April 2017 Focus

Forms I-9 and E-Verify Spring Cleaning

Conducting annual self-audits of I-9 and E-Verify processes is a good practice to ensure compliance. It’s an opportunity to verify if all employees have an I-9 on file and if E-verify is used correctly. Businesses should always have correct and up-to-date forms of ID, use the current Form I-9 for new hires, and store and retain Form I-9’s correctly and securely. This is great time to create or update a checklist to be used when completing Form I-9’s during the onboarding process.

Additional resources are available on E-Verify and Form I-9 to help avoid falling out of compliance. Remember, Form I-9 records (not E-Verify) will be one of the items requested in the event of an ICE inspection!

President’s Labor Nominee Will Have to Address the Overtime Rule

Andrew Acosta provided good insight as to how he might address the controversial 2016 DOL Overtime Rules during his confirmation hearing on March 22nd. The Obama Administration was in the process of appealing a federal court decision against raising the minimum threshold under the Fair Labor Standards Act (FLSA) from $23,660 to $47,476 when Donald Trump became the President-elect. Acosta will have to decide to either continue the appeal with possible changes, or drop the appeal and rewrite the rules. Acosta stated during the hearing, “The overtime rule hasn't been updated since, I believe, 2004. And I think it's unfortunate that rules which involve dollar values can sometimes go more than a decade and sometimes 15 years without being updated. Because life does become more expensive over time.” He indicated he believes a change should be made based on inflation of the cost of living, and that number would probably be somewhere around $33,000.

This controversy over raising the overtime threshold isn’t going to go away. For employers who had made preparations ahead of the impending changes, those preparations will likely be put to use. For those employers who were holding out until the last minute, changes to the 2016 thresholds will probably be implemented.

H.R. 1313 May Provide Clarity for Employer Wellness Programs

The EEOC issued final rules in May of last year on employer wellness programs, clarifying limits on financial incentives, safe harbors, and other areas relating to ADA, and GINA. In spite of a legal setback in January of this year, affirming a lower court’s ruling of EEOC v. Flambeau Inc., these regulations still stand, putting employers in a bind with contradicting ACA rules on wellness programs.

A bi-partisan bill addressing this is being moved through Congress. The Preserving Employee Wellness Programs Act (H.R. 1313) is intended to provide regulatory clarity for employers to continue offering a wellness program. Critics have claimed that H.R. 1313 will open a Pandora’s Box of discriminatory possibilities. Wellness programs have a track record of improving the overall wellbeing of employees and helping to lower healthcare cost. It will be interesting to see if congressional efforts will pay off.
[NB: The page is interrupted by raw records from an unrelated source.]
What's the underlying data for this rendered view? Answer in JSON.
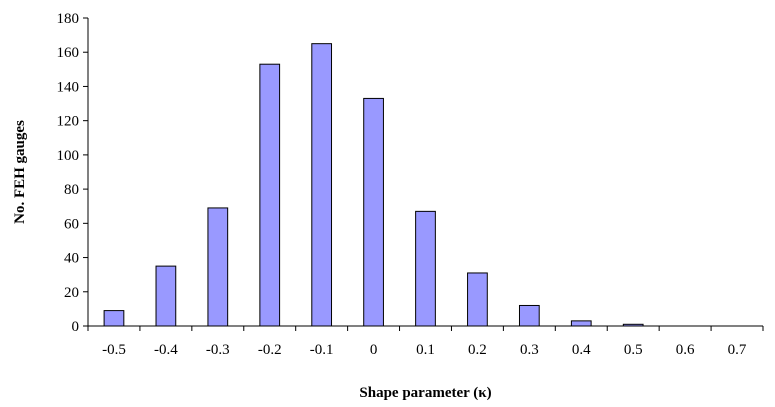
{
  "chart_data": {
    "type": "bar",
    "categories": [
      "-0.5",
      "-0.4",
      "-0.3",
      "-0.2",
      "-0.1",
      "0",
      "0.1",
      "0.2",
      "0.3",
      "0.4",
      "0.5",
      "0.6",
      "0.7"
    ],
    "series": [
      {
        "values": [
          9,
          35,
          69,
          153,
          165,
          133,
          67,
          31,
          12,
          3,
          1,
          0,
          0
        ]
      }
    ],
    "title": "",
    "xlabel": "Shape parameter (κ)",
    "ylabel": "No. FEH gauges",
    "ylim": [
      0,
      180
    ],
    "yticks": [
      "0",
      "20",
      "40",
      "60",
      "80",
      "100",
      "120",
      "140",
      "160",
      "180"
    ],
    "grid": false,
    "legend": "none",
    "bar_color": "#9999ff",
    "bar_edge_color": "#000000"
  }
}
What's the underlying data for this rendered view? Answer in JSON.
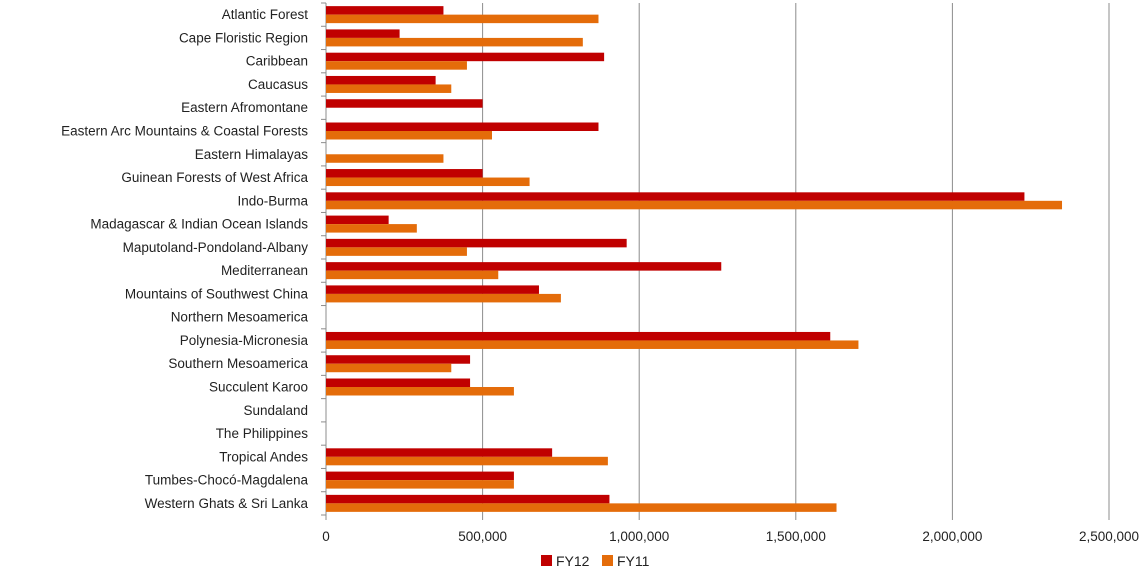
{
  "chart_data": {
    "type": "bar",
    "orientation": "horizontal",
    "categories": [
      "Atlantic Forest",
      "Cape Floristic Region",
      "Caribbean",
      "Caucasus",
      "Eastern Afromontane",
      "Eastern Arc Mountains & Coastal Forests",
      "Eastern Himalayas",
      "Guinean Forests of West Africa",
      "Indo-Burma",
      "Madagascar & Indian Ocean Islands",
      "Maputoland-Pondoland-Albany",
      "Mediterranean",
      "Mountains of Southwest China",
      "Northern Mesoamerica",
      "Polynesia-Micronesia",
      "Southern Mesoamerica",
      "Succulent Karoo",
      "Sundaland",
      "The Philippines",
      "Tropical Andes",
      "Tumbes-Chocó-Magdalena",
      "Western Ghats & Sri Lanka"
    ],
    "series": [
      {
        "name": "FY12",
        "color": "#c00000",
        "values": [
          375000,
          235000,
          888000,
          350000,
          500000,
          870000,
          0,
          500000,
          2230000,
          200000,
          960000,
          1262000,
          680000,
          0,
          1610000,
          460000,
          460000,
          0,
          0,
          722000,
          600000,
          905000
        ]
      },
      {
        "name": "FY11",
        "color": "#e46c0a",
        "values": [
          870000,
          820000,
          450000,
          400000,
          0,
          530000,
          375000,
          650000,
          2350000,
          290000,
          450000,
          550000,
          750000,
          0,
          1700000,
          400000,
          600000,
          0,
          0,
          900000,
          600000,
          1630000
        ]
      }
    ],
    "x_ticks": [
      "0",
      "500,000",
      "1,000,000",
      "1,500,000",
      "2,000,000",
      "2,500,000"
    ],
    "xlim": [
      0,
      2500000
    ],
    "grid": true,
    "legend_position": "bottom"
  }
}
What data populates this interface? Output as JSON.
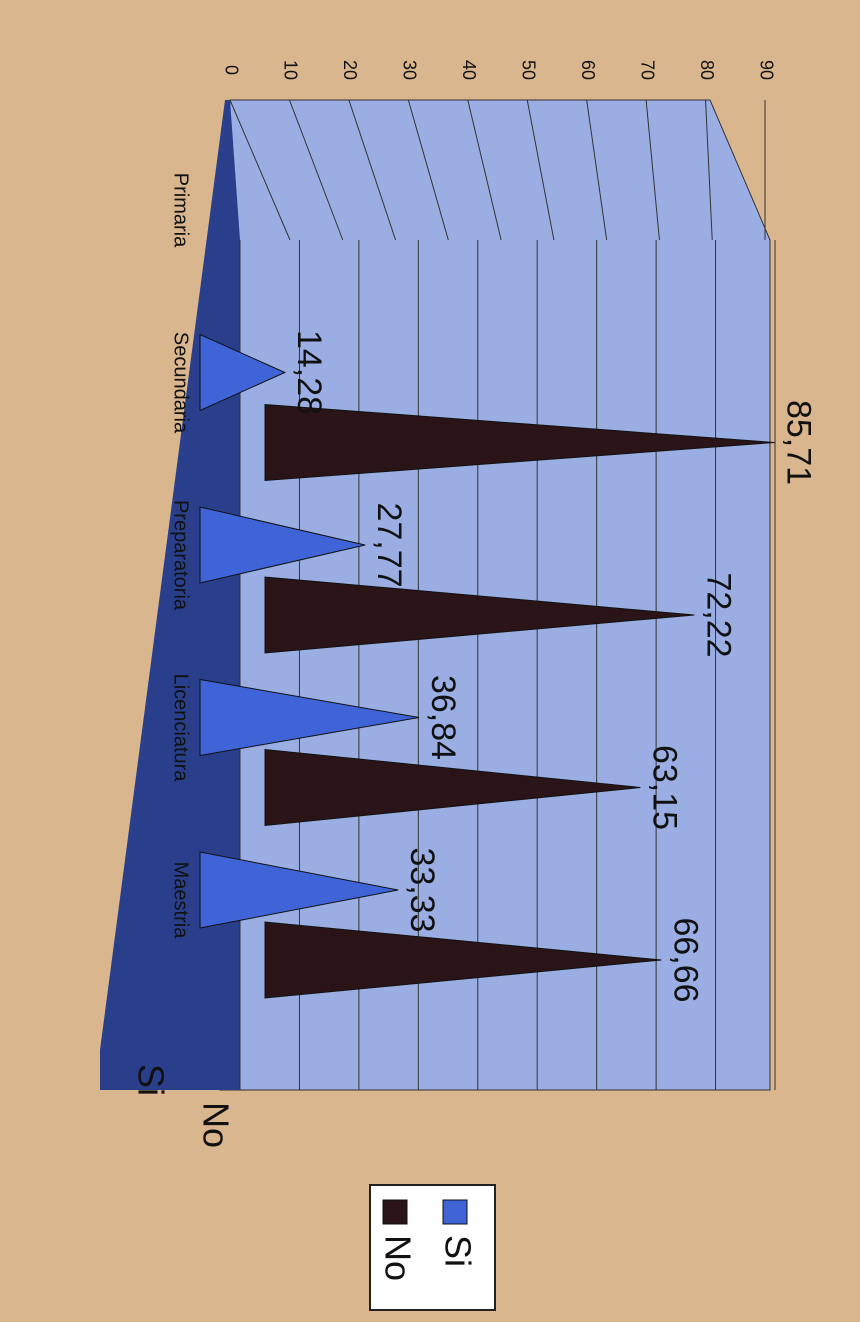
{
  "chart_data": {
    "type": "cone3d",
    "categories": [
      "Primaria",
      "Secundaria",
      "Preparatoria",
      "Licenciatura",
      "Maestria"
    ],
    "series": [
      {
        "name": "Si",
        "color": "#3f64d8",
        "values": [
          null,
          14.28,
          27.77,
          36.84,
          33.33
        ],
        "value_labels": [
          null,
          "14,28",
          "27,77",
          "36,84",
          "33,33"
        ]
      },
      {
        "name": "No",
        "color": "#2a1418",
        "values": [
          null,
          85.71,
          72.22,
          63.15,
          66.66
        ],
        "value_labels": [
          null,
          "85,71",
          "72,22",
          "63,15",
          "66,66"
        ]
      }
    ],
    "ylim": [
      0,
      90
    ],
    "yticks": [
      0,
      10,
      20,
      30,
      40,
      50,
      60,
      70,
      80,
      90
    ],
    "grid": true,
    "legend": "bottom-right"
  }
}
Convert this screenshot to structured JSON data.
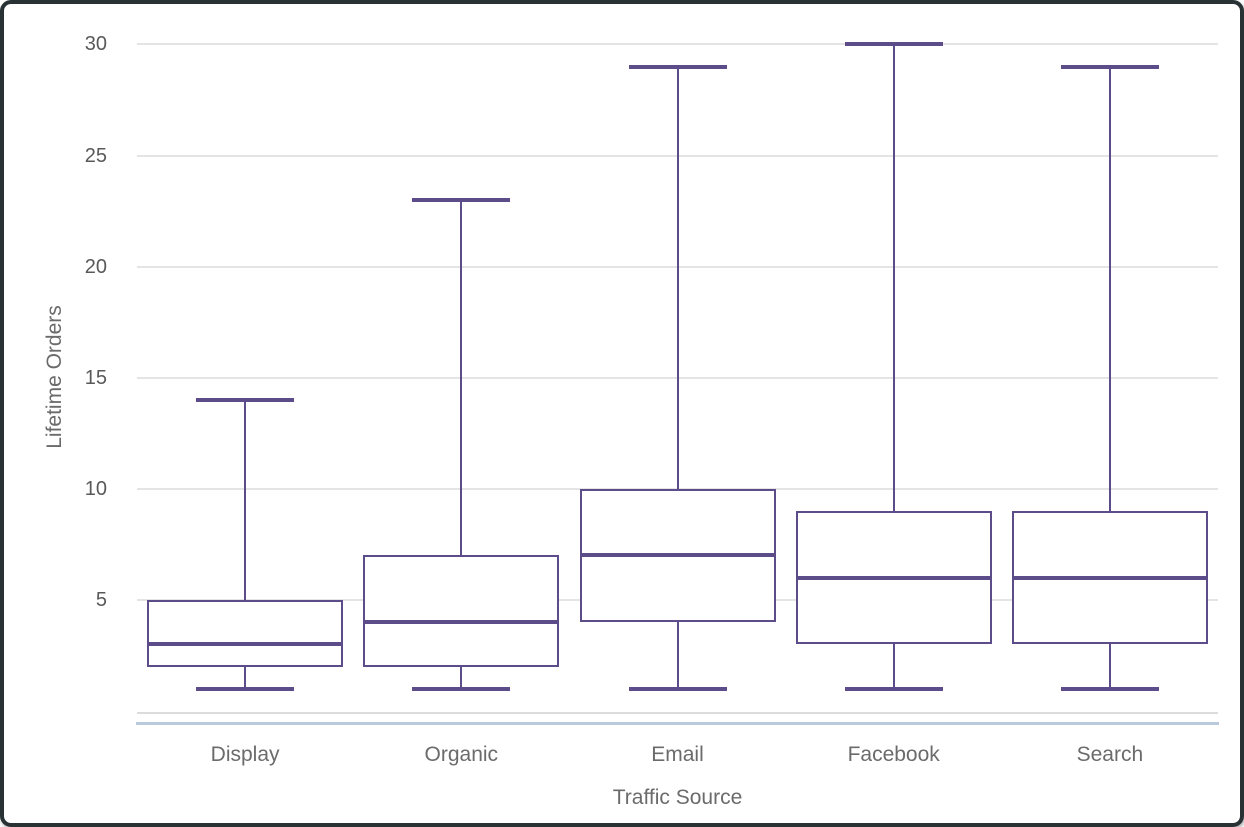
{
  "chart_data": {
    "type": "box",
    "title": "",
    "xlabel": "Traffic Source",
    "ylabel": "Lifetime Orders",
    "categories": [
      "Display",
      "Organic",
      "Email",
      "Facebook",
      "Search"
    ],
    "series": [
      {
        "name": "Display",
        "min": 1,
        "q1": 2,
        "median": 3,
        "q3": 5,
        "max": 14
      },
      {
        "name": "Organic",
        "min": 1,
        "q1": 2,
        "median": 4,
        "q3": 7,
        "max": 23
      },
      {
        "name": "Email",
        "min": 1,
        "q1": 4,
        "median": 7,
        "q3": 10,
        "max": 29
      },
      {
        "name": "Facebook",
        "min": 1,
        "q1": 3,
        "median": 6,
        "q3": 9,
        "max": 30
      },
      {
        "name": "Search",
        "min": 1,
        "q1": 3,
        "median": 6,
        "q3": 9,
        "max": 29
      }
    ],
    "yticks": [
      5,
      10,
      15,
      20,
      25,
      30
    ],
    "ylim": [
      0,
      30.5
    ],
    "grid": "horizontal",
    "legend": false,
    "outliers": [],
    "colors": {
      "box_stroke": "#5d4c8a",
      "box_fill": "#ffffff",
      "gridline": "#e4e4e4",
      "axis_line": "#dcdcdc",
      "accent_line": "#b9cadd",
      "tick_label": "#595959",
      "axis_title": "#6b6b6b",
      "frame_border": "#283134",
      "background": "#ffffff"
    }
  }
}
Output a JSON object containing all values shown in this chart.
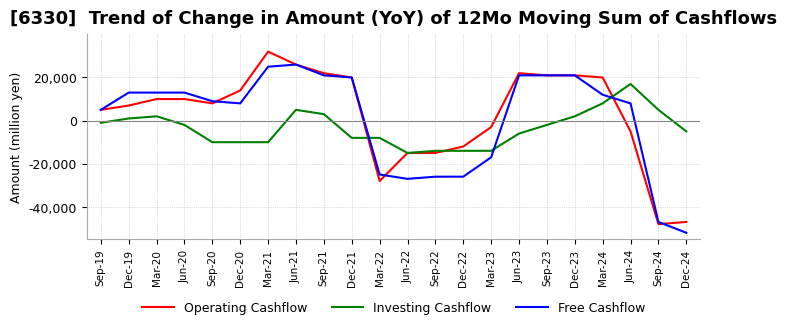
{
  "title": "[6330]  Trend of Change in Amount (YoY) of 12Mo Moving Sum of Cashflows",
  "ylabel": "Amount (million yen)",
  "background_color": "#ffffff",
  "grid_color": "#bbbbbb",
  "xlabels": [
    "Sep-19",
    "Dec-19",
    "Mar-20",
    "Jun-20",
    "Sep-20",
    "Dec-20",
    "Mar-21",
    "Jun-21",
    "Sep-21",
    "Dec-21",
    "Mar-22",
    "Jun-22",
    "Sep-22",
    "Dec-22",
    "Mar-23",
    "Jun-23",
    "Sep-23",
    "Dec-23",
    "Mar-24",
    "Jun-24",
    "Sep-24",
    "Dec-24"
  ],
  "operating": [
    5000,
    7000,
    10000,
    10000,
    8000,
    14000,
    32000,
    26000,
    22000,
    20000,
    -28000,
    -15000,
    -15000,
    -12000,
    -3000,
    22000,
    21000,
    21000,
    20000,
    -5000,
    -48000,
    -47000
  ],
  "investing": [
    -1000,
    1000,
    2000,
    -2000,
    -10000,
    -10000,
    -10000,
    5000,
    3000,
    -8000,
    -8000,
    -15000,
    -14000,
    -14000,
    -14000,
    -6000,
    -2000,
    2000,
    8000,
    17000,
    5000,
    -5000
  ],
  "free": [
    5000,
    13000,
    13000,
    13000,
    9000,
    8000,
    25000,
    26000,
    21000,
    20000,
    -25000,
    -27000,
    -26000,
    -26000,
    -17000,
    21000,
    21000,
    21000,
    12000,
    8000,
    -47000,
    -52000
  ],
  "operating_color": "#ff0000",
  "investing_color": "#008000",
  "free_color": "#0000ff",
  "ylim": [
    -55000,
    40000
  ],
  "yticks": [
    -40000,
    -20000,
    0,
    20000
  ],
  "title_fontsize": 13,
  "axis_fontsize": 9,
  "legend_fontsize": 9,
  "line_width": 1.5
}
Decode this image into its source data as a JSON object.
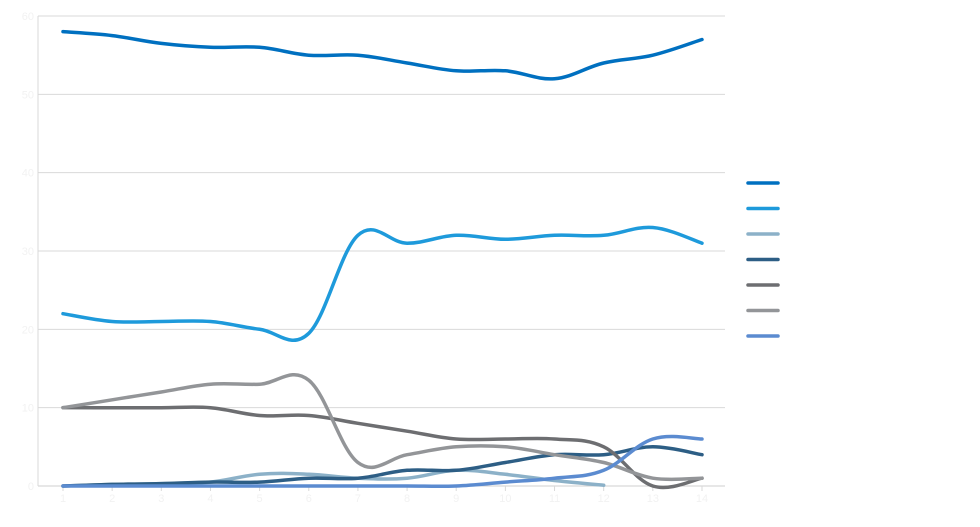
{
  "chart_data": {
    "type": "line",
    "title": "",
    "xlabel": "",
    "ylabel": "",
    "x": [
      1,
      2,
      3,
      4,
      5,
      6,
      7,
      8,
      9,
      10,
      11,
      12,
      13,
      14
    ],
    "ylim": [
      0,
      60
    ],
    "yticks": [
      0,
      10,
      20,
      30,
      40,
      50,
      60
    ],
    "grid": true,
    "legend_position": "right",
    "series": [
      {
        "color": "#0070C0",
        "values": [
          58,
          57.5,
          56.5,
          56,
          56,
          55,
          55,
          54,
          53,
          53,
          52,
          54,
          55,
          57
        ]
      },
      {
        "color": "#1E9ADB",
        "values": [
          22,
          21,
          21,
          21,
          20,
          19.5,
          32,
          31,
          32,
          31.5,
          32,
          32,
          33,
          31
        ]
      },
      {
        "color": "#8CB1C8",
        "values": [
          0,
          0.2,
          0.3,
          0.5,
          1.5,
          1.5,
          1,
          1,
          2,
          1.5,
          0.7,
          0.1,
          null,
          null
        ]
      },
      {
        "color": "#2D5E85",
        "values": [
          0,
          0.2,
          0.3,
          0.5,
          0.5,
          1,
          1,
          2,
          2,
          3,
          4,
          4,
          5,
          4
        ]
      },
      {
        "color": "#6D6E71",
        "values": [
          10,
          10,
          10,
          10,
          9,
          9,
          8,
          7,
          6,
          6,
          6,
          5,
          0,
          1
        ]
      },
      {
        "color": "#939598",
        "values": [
          10,
          11,
          12,
          13,
          13,
          13.5,
          3,
          4,
          5,
          5,
          4,
          3,
          1,
          1
        ]
      },
      {
        "color": "#5B8BD0",
        "values": [
          0,
          0,
          0,
          0,
          0,
          0,
          0,
          0,
          0,
          0.5,
          1,
          2,
          6,
          6
        ]
      }
    ]
  }
}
ProSential Group Webinars for April

As a client of MWG Employer Services, we are pleased to offer free, monthly educational webinars through ProSential Group. Previous webinars are available through the ProSential Group Client Portal. To register for this month’s webinars, click on the links below.

Optimizing Turnover and Employee Selection

Thursday, April 20th

Register Online

Form 5500 Reporting for Health & Welfare Plans

Tuesday, April 25th

Register Online

The Simple Truth

On Friday, March 24, 2017, Speaker Paul Ryan pulled proposed legislation, labeled as “repeal and replace” of the Patient Protections and Affordable Care Act (ACA), from the floor of the U.S. House of Representatives when it became clear there would not be enough votes for the bill to pass. In reality, the American Health Care Act (AHCA) wasn’t going to fully “repeal and replace” the ACA anyway. Instead, it was only step one of what the republicans laid in a three-step process. During discussions prior to the scheduled vote, and after it failed to be voted on, I’ve had numerous people ask me, “Why don’t they just repeal Obamacare and start over?”

Well, this is my answer. The ACA was the largest piece of legislation to be passed since Social Security. It took every remaining democrat in the Senate to pass the bill on Christmas Eve of 2009. Then the bill was fast tracked and passed the House without ever being vetted through the committee process. The bill was over 900 pages in length and has now impacted just about every facet of our economy. There have been thousands of pages of rules and regulations that have been written and implemented to enforce the law over the past seven years. The breadth of this law is so far reaching, it is almost impossible to comprehend the totality of its influence.

The simple truth is, it would take a law two to three times the size of the original ACA to repeal it, transition from what has been put in place, and then replace it with something new. Anything short of that would result in a total economic and political disaster. I doubt a law of this size would ever make it through the legislative process, even if the republicans held 100% of the House and Senate. Getting so many people to agree on anything of that magnitude is nearly impossible. So how did the democrats all agree to pass the ACA? According to the then Speaker Nancy Pelosi, they had to pass it so they could know what was in it. The Republicans can’t afford that same mistake.